Ora, em tempos de isolamento social e adaptação da maior parte das atividades para dentro de nossas casas, fato é que despesas essenciais – como água, luz, gás e alimentação, por exemplo – sofreram um aumento, especialmente em lares onde crianças que permaneciam em turno integral nas escolas passam a fazer uso da tecnologia (e criatividade) para manter a rotina de aprendizagem em suas casas.

Outro ponto levantado é a possibilidade de suspensão do pagamento ou redução do valor de forma unilateral pelo devedor. Por óbvio, a resposta é negativa, pois eventual alteração ou exoneração da pensão alimentícia deve obter obrigatoriamente o crivo do Poder Judiciário, por meio de decisão fundamentada, a qual deverá analisar, de forma pormenorizada, os fatos narrados e as provas carreadas.

Há quem diga que os reflexos econômicos da pandemia da COVID-19 tratam-se de fato notório e independem de prova, conforme preconiza o artigo 374, inciso I, do Código de Processo Civil. Entretanto, não se mostra crível uma enxurrada de decisões autorizando o redimensionamento dos alimentos com base unicamente na alegação de decréscimo financeiro decorrente do Coronavírus, sob pena de um indevido fomento ao inadimplemento do alimentante.

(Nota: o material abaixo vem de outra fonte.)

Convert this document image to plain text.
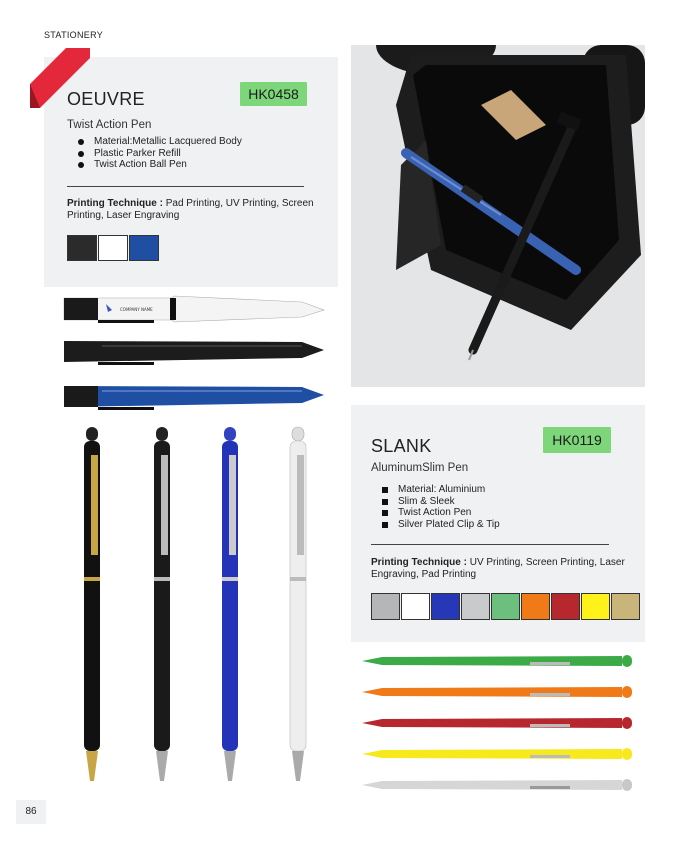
STATIONERY
HK0458
OEUVRE
Twist Action Pen
Material:Metallic Lacquered Body
Plastic Parker Refill
Twist Action Ball Pen
Printing Technique : Pad Printing, UV Printing, Screen Printing, Laser Engraving
COMPANY NAME
HK0119
SLANK
AluminumSlim Pen
Material: Aluminium
Slim & Sleek
Twist Action Pen
Silver Plated Clip & Tip
Printing Technique : UV Printing, Screen Printing, Laser Engraving, Pad Printing
86
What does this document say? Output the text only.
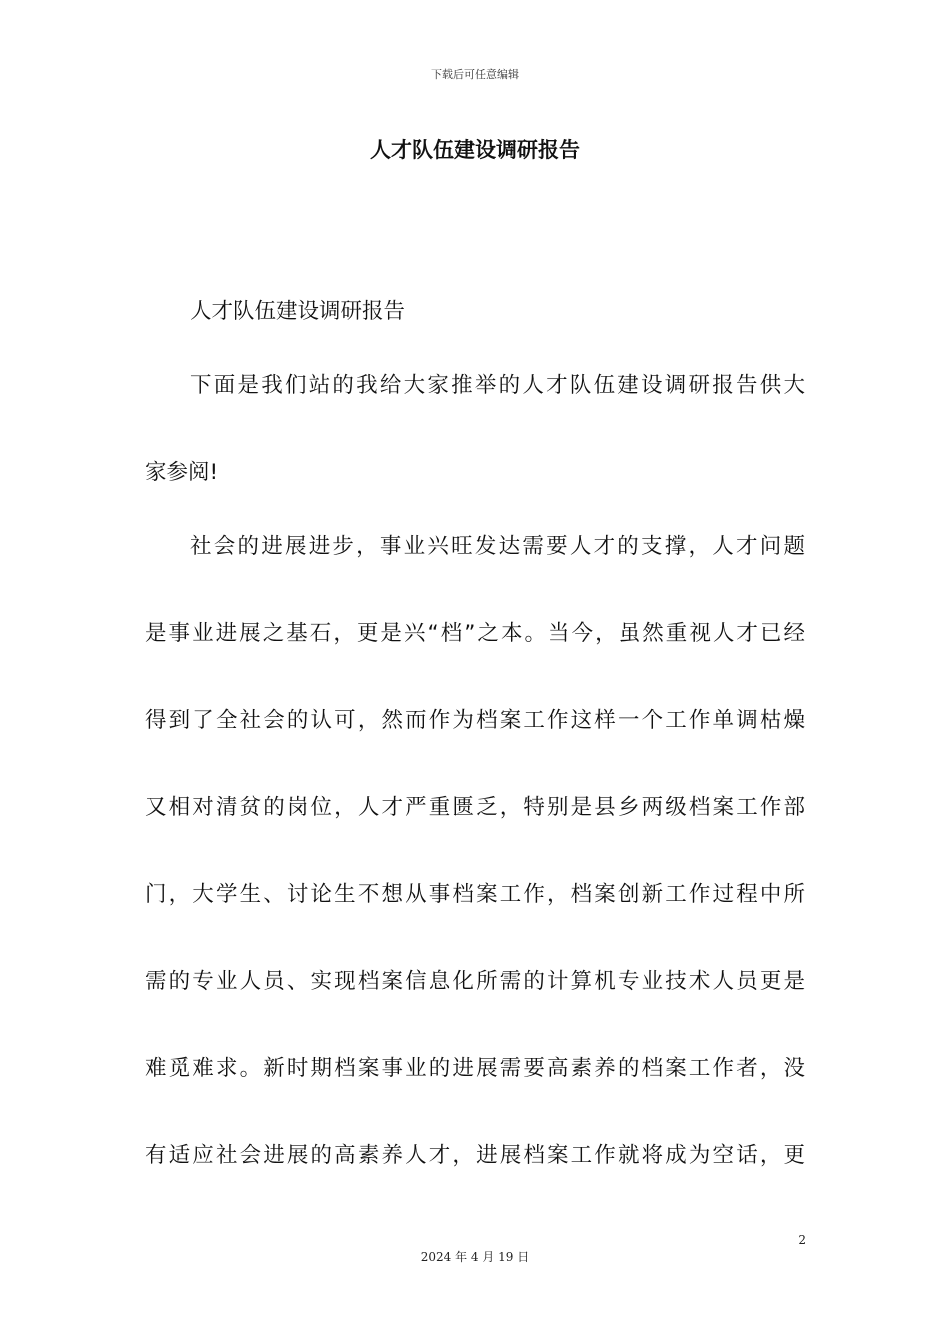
下载后可任意编辑
人才队伍建设调研报告
人才队伍建设调研报告
下面是我们站的我给大家推举的人才队伍建设调研报告供大
家参阅!
社会的进展进步，事业兴旺发达需要人才的支撑，人才问题
是事业进展之基石，更是兴“档”之本。当今，虽然重视人才已经
得到了全社会的认可，然而作为档案工作这样一个工作单调枯燥
又相对清贫的岗位，人才严重匮乏，特别是县乡两级档案工作部
门，大学生、讨论生不想从事档案工作，档案创新工作过程中所
需的专业人员、实现档案信息化所需的计算机专业技术人员更是
难觅难求。新时期档案事业的进展需要高素养的档案工作者，没
有适应社会进展的高素养人才，进展档案工作就将成为空话，更
2
2024 年 4 月 19 日
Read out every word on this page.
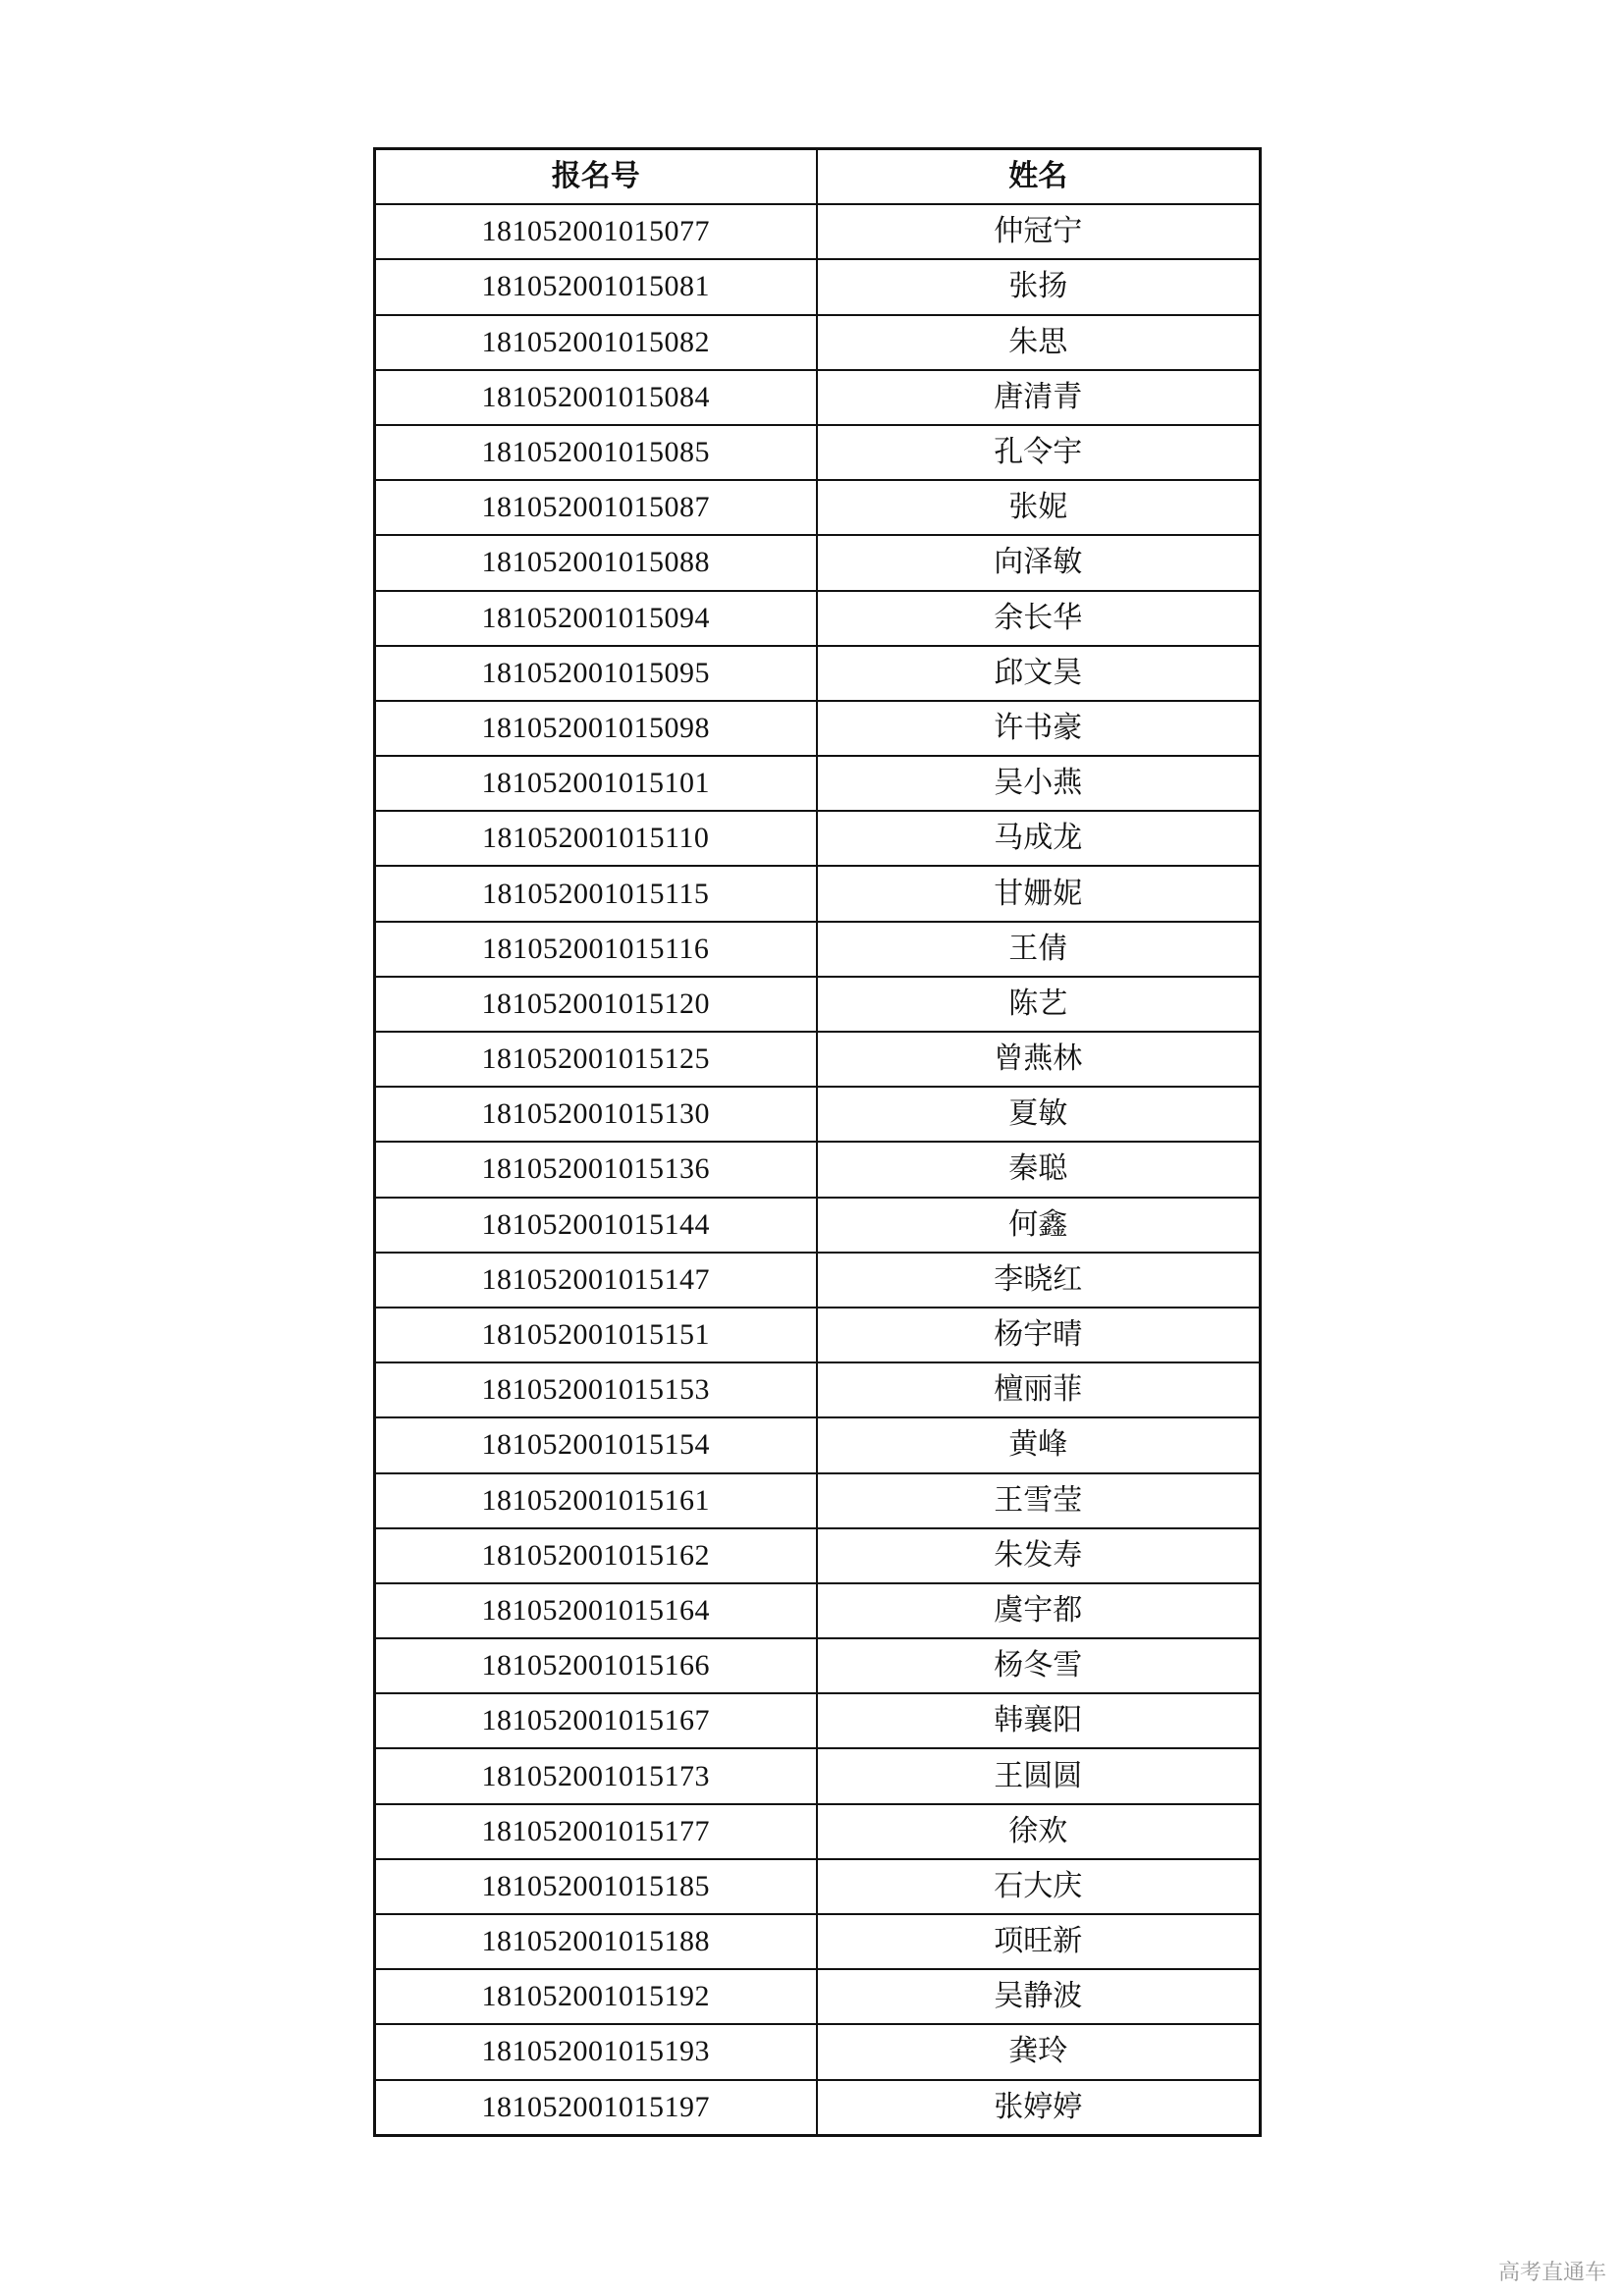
报名号	姓名
181052001015077	仲冠宁
181052001015081	张扬
181052001015082	朱思
181052001015084	唐清青
181052001015085	孔令宇
181052001015087	张妮
181052001015088	向泽敏
181052001015094	余长华
181052001015095	邱文昊
181052001015098	许书豪
181052001015101	吴小燕
181052001015110	马成龙
181052001015115	甘姗妮
181052001015116	王倩
181052001015120	陈艺
181052001015125	曾燕林
181052001015130	夏敏
181052001015136	秦聪
181052001015144	何鑫
181052001015147	李晓红
181052001015151	杨宇晴
181052001015153	檀丽菲
181052001015154	黄峰
181052001015161	王雪莹
181052001015162	朱发寿
181052001015164	虞宇都
181052001015166	杨冬雪
181052001015167	韩襄阳
181052001015173	王圆圆
181052001015177	徐欢
181052001015185	石大庆
181052001015188	项旺新
181052001015192	吴静波
181052001015193	龚玲
181052001015197	张婷婷
高考直通车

O Projeto de Lei nº 1.627/2020, que dispõe sobre o regime jurídico emergencial e transitório das relações jurídicas de Direito de Família e das Sucessões no período da pandemia causada pelo Coronavírus, autoriza, dentre outras medidas, por meio de decisão judicial, a suspensão parcial da prestação em até 30% do valor devido, pelo prazo de 120 dias.

Por fim, em que pese citados os diversos mecanismos jurídicos e processuais à disposição do devedor de alimentos para que possa obter a adequação do valor da pensão alimentícia aos seus ganhos atuais, nada impede que as partes definam o numerário, forma de pagamento, termo final e inicial, dentre outros aspectos, por meio de acordo extrajudicial, a ser homologado pelo Judiciário.

Vivemos tempos difíceis, com reflexos em todos os setores e, do ponto de vista jurídico, em diversos ramos do Direito. No tocante à advocacia familista, os impasses são variados e nos desafiam diariamente a sopesar diferentes bens tutelados juridicamente que, ao fim e ao cabo, possuem relação direta com aquele que deve ter maior primazia no momento: a vida.